Rodriguez played a total of 36 minutes in two of Nicaragua’s six CNL B games, which included five minutes in the Central American team’s 2-1 win over the Soca Warriors in Managua on 4 June 2022.
However, his outing was a violation of Article 7 of the Fifa bylaws regarding international eligibility and Concacaf did not take it lightly.
“Today, the Concacaf Disciplinary Committee sanctioned the Federación Nicaragüense de Fútbol (FENIFUT) for severe violation to the applicable Fifa/Concacaf regulations,” stated a release by Concacaf general secretary Philippe Moggio, “by fielding an ineligible player in multiple matches of Concacaf competitions.
“In view of this serious violation, the Concacaf Disciplinary Committee decided to exclude the Nicaragua National Team from competing in the 2023 Concacaf Gold Cup and has also relegated it to League B of the 2023/24 CNL.”
The penalties did not stop there, as Concacaf went beyond simply stripping Nicaragua of points from games that Rodriguez played—and closed any possibility that they could get to the 2023 Gold Cup.
“The Trinidad and Tobago National team, which was the team with the best second (overall) place finish of all League B teams in the 2022/23 Concacaf Nations League Group Stage,” stated the Concacaf release, “replaces the Nicaragua National Team in position A3 of Group A of the 2023 Concacaf Gold Cup.
“Additionally, the Antigua and Barbuda National Team—which was the team with the highest points (overall) in League B of the 2022/23 CNL to not have qualified to the 2023 Gold Cup Prelims—qualifies to position A of Prelims Matchup #1 against Guadeloupe.”
TTFA general secretary Amiel Mohammed described the ruling as: “extremely exciting news for Angus, the team and the entire country!”
“We would like to thank Concacaf for their efforts in investigating this matter with the urgency that they have and look forward to a really amazing next few months for the Senior Men’s Team,” Mohammed told the TTFA Media. “This is where we want to be and we encourage all fans and stakeholders, far and wide, to rally around the team.”

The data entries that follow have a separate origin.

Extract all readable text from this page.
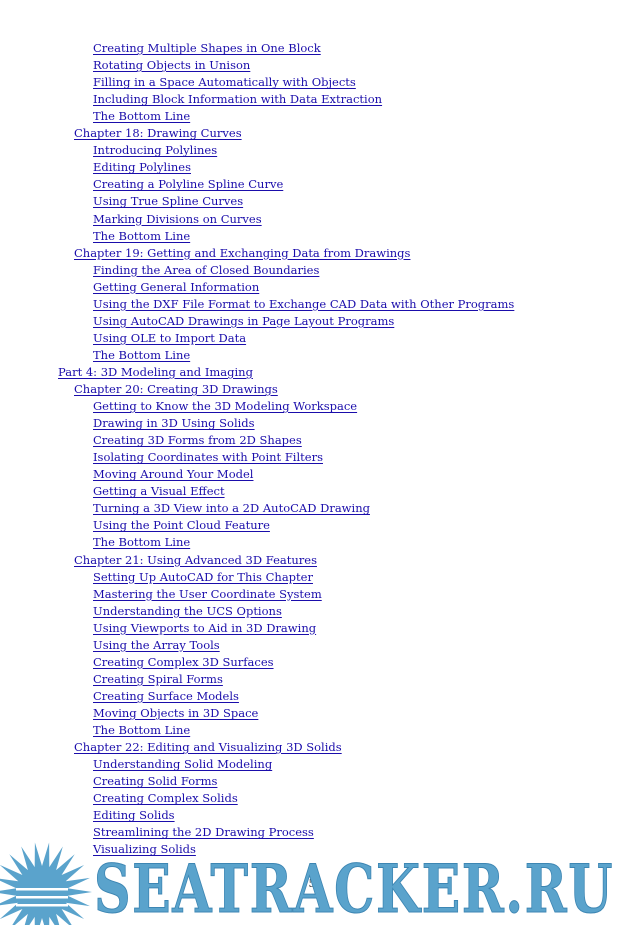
Creating Multiple Shapes in One Block
Rotating Objects in Unison
Filling in a Space Automatically with Objects
Including Block Information with Data Extraction
The Bottom Line
Chapter 18: Drawing Curves
Introducing Polylines
Editing Polylines
Creating a Polyline Spline Curve
Using True Spline Curves
Marking Divisions on Curves
The Bottom Line
Chapter 19: Getting and Exchanging Data from Drawings
Finding the Area of Closed Boundaries
Getting General Information
Using the DXF File Format to Exchange CAD Data with Other Programs
Using AutoCAD Drawings in Page Layout Programs
Using OLE to Import Data
The Bottom Line
Part 4: 3D Modeling and Imaging
Chapter 20: Creating 3D Drawings
Getting to Know the 3D Modeling Workspace
Drawing in 3D Using Solids
Creating 3D Forms from 2D Shapes
Isolating Coordinates with Point Filters
Moving Around Your Model
Getting a Visual Effect
Turning a 3D View into a 2D AutoCAD Drawing
Using the Point Cloud Feature
The Bottom Line
Chapter 21: Using Advanced 3D Features
Setting Up AutoCAD for This Chapter
Mastering the User Coordinate System
Understanding the UCS Options
Using Viewports to Aid in 3D Drawing
Using the Array Tools
Creating Complex 3D Surfaces
Creating Spiral Forms
Creating Surface Models
Moving Objects in 3D Space
The Bottom Line
Chapter 22: Editing and Visualizing 3D Solids
Understanding Solid Modeling
Creating Solid Forms
Creating Complex Solids
Editing Solids
Streamlining the 2D Drawing Process
Visualizing Solids
5
SEATRACKER.RU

Trinidad and Tobago Men’s National Senior Team head coach Angus Eve was preparing to tussle with Guadeloupe on Friday. Instead, he can look forward to a direct path to Group A of the Gold Cup where the Warriors will line up against the United States, Jamaica and, possibly, Curaçao.

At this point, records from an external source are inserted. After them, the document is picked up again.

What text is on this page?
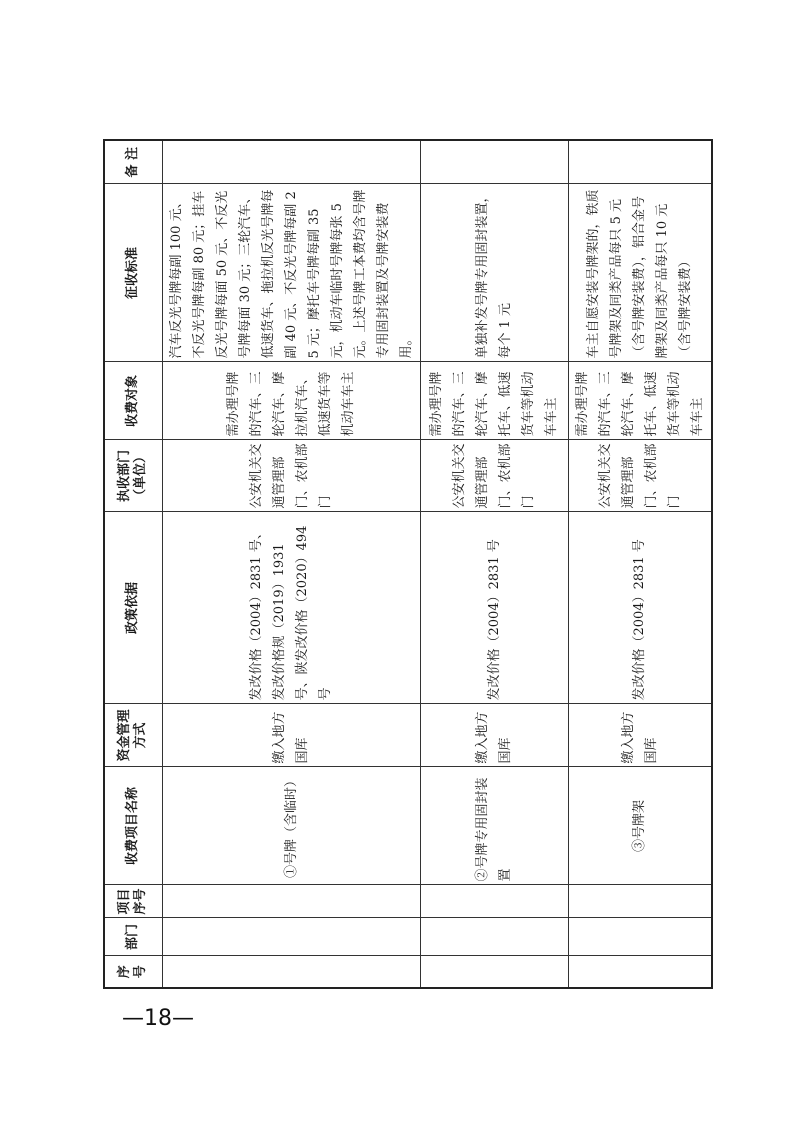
序号	部门	项目序号	收费项目名称	资金管理方式	政策依据	执收部门（单位）	收费对象	征收标准	备 注
			①号牌（含临时）	缴入地方国库	发改价格（2004）2831 号、发改价格规（2019）1931 号、陕发改价格（2020）494 号	公安机关交通管理部门、农机部门	需办理号牌的汽车、三轮汽车、摩拉机汽车、低速货车等机动车车主	汽车反光号牌每副 100 元、不反光号牌每副 80 元；挂车反光号牌每面 50 元、不反光号牌每面 30 元；三轮汽车、低速货车、拖拉机反光号牌每副 40 元、不反光号牌每副 25 元；摩托车号牌每副 35 元，机动车临时号牌每张 5 元。上述号牌工本费均含号牌专用固封装置及号牌安装费用。	
			②号牌专用固封装置	缴入地方国库	发改价格（2004）2831 号	公安机关交通管理部门、农机部门	需办理号牌的汽车、三轮汽车、摩托车、低速货车等机动车车主	单独补发号牌专用固封装置，每个 1 元	
			③号牌架	缴入地方国库	发改价格（2004）2831 号	公安机关交通管理部门、农机部门	需办理号牌的汽车、三轮汽车、摩托车、低速货车等机动车车主	车主自愿安装号牌架的，铁质号牌架及同类产品每只 5 元（含号牌安装费），铝合金号牌架及同类产品每只 10 元（含号牌安装费）	
—18—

The decision could potentially have an impact on Eve’s future as head coach too. Eve’s contract expires in July and his mandate was to take Trinidad and Tobago back into the top tier of Concacaf.
Now, thanks to Concacaf’s ruling, he has done so—although Fifa-appointed normalization committee chairman Robert Hadad might wait to see how the Warriors fare in the Gold Cup group stage before making a final decision.

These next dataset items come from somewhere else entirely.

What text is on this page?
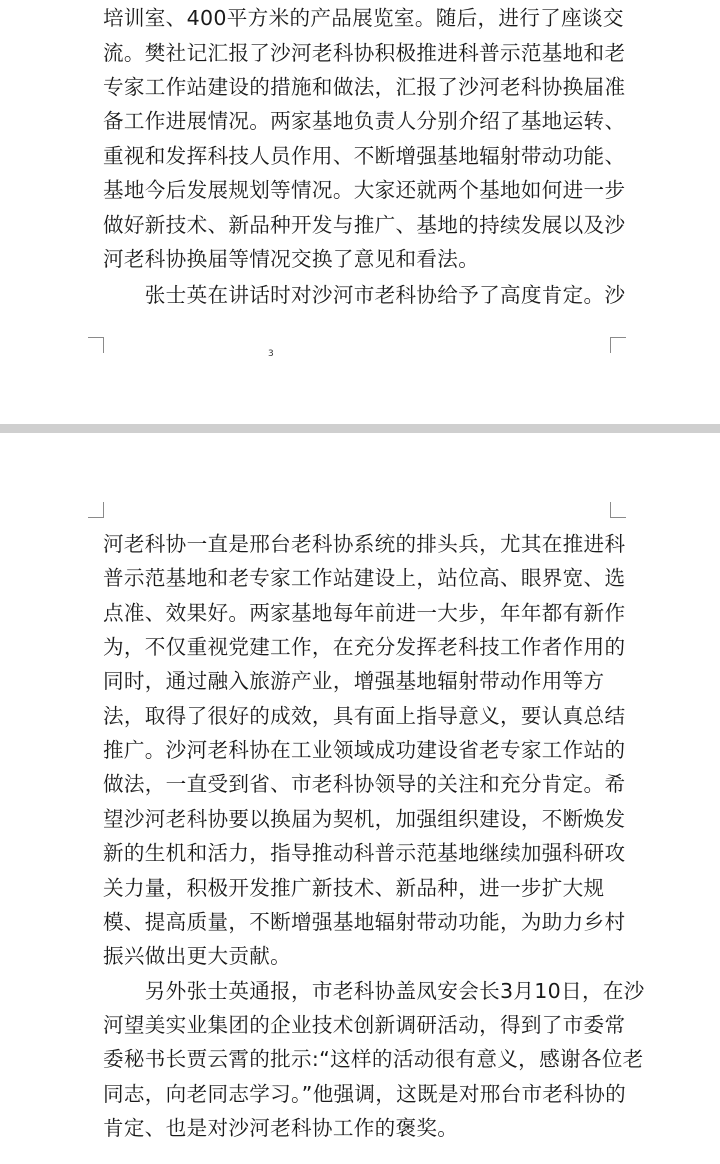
培训室、400平方米的产品展览室。随后，进行了座谈交
流。樊社记汇报了沙河老科协积极推进科普示范基地和老
专家工作站建设的措施和做法，汇报了沙河老科协换届准
备工作进展情况。两家基地负责人分别介绍了基地运转、
重视和发挥科技人员作用、不断增强基地辐射带动功能、
基地今后发展规划等情况。大家还就两个基地如何进一步
做好新技术、新品种开发与推广、基地的持续发展以及沙
河老科协换届等情况交换了意见和看法。
　　张士英在讲话时对沙河市老科协给予了高度肯定。沙
3
河老科协一直是邢台老科协系统的排头兵，尤其在推进科
普示范基地和老专家工作站建设上，站位高、眼界宽、选
点准、效果好。两家基地每年前进一大步，年年都有新作
为，不仅重视党建工作，在充分发挥老科技工作者作用的
同时，通过融入旅游产业，增强基地辐射带动作用等方
法，取得了很好的成效，具有面上指导意义，要认真总结
推广。沙河老科协在工业领域成功建设省老专家工作站的
做法，一直受到省、市老科协领导的关注和充分肯定。希
望沙河老科协要以换届为契机，加强组织建设，不断焕发
新的生机和活力，指导推动科普示范基地继续加强科研攻
关力量，积极开发推广新技术、新品种，进一步扩大规
模、提高质量，不断增强基地辐射带动功能，为助力乡村
振兴做出更大贡献。
　　另外张士英通报，市老科协盖凤安会长3月10日，在沙
河望美实业集团的企业技术创新调研活动，得到了市委常
委秘书长贾云霄的批示:“这样的活动很有意义，感谢各位老
同志，向老同志学习。”他强调，这既是对邢台市老科协的
肯定、也是对沙河老科协工作的褒奖。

Eve would certainly have little sympathy for the Nicaraguan technical staff. He complained bitterly about the “dirty tactics” used by the Central American team in Bacolet during their 1-1 draw earlier this year—which included throwing balls on the field to break up Trinidad and Tobago attacks.
Although Nicaragua are likely to feel hard-done considering the scale of the punishment against a player who barely featured in their campaign and did not contribute a goal or assist.
Ironically, the source of the information that soured Nicaragua’s football programme was a Mexican website, FMFStateofmind, bitter at a ruling against the Mexican Football Federation (FMF).
In January, Fifa fined the FMF 10,000 Swiss francs along with 3-0 defeats for every game in which they used national youth player Alejandro Zendejas, who attempted to switch allegiance to Mexico from the United States without filing the necessary paperwork.
So, as the Mexican site pointed out, what about Nicaragua’s use of Rodriguez?
Article 7 of the Fifa bylaws states that, where a player does not assume eligibility based on birth in the respective territory or through his biological parents or grandparents, he must have lived in that country for at least five years—once he moved to that country over the age of 10.
Rodriguez, according to the site, moved to Nicaragua in 2018, when he joined top-flight Nicaraguan team Real Estelí. It meant that he had been a resident for four years—a one-year stint in Paraguay in 2019 notwithstanding—when he came on to face Trinidad and Tobago last June.
Concacaf ruled that Nicaragua’s use of Rodriguez was a “severe violation”. And, just like that, Trinidad and Tobago became a top tier football nation once more.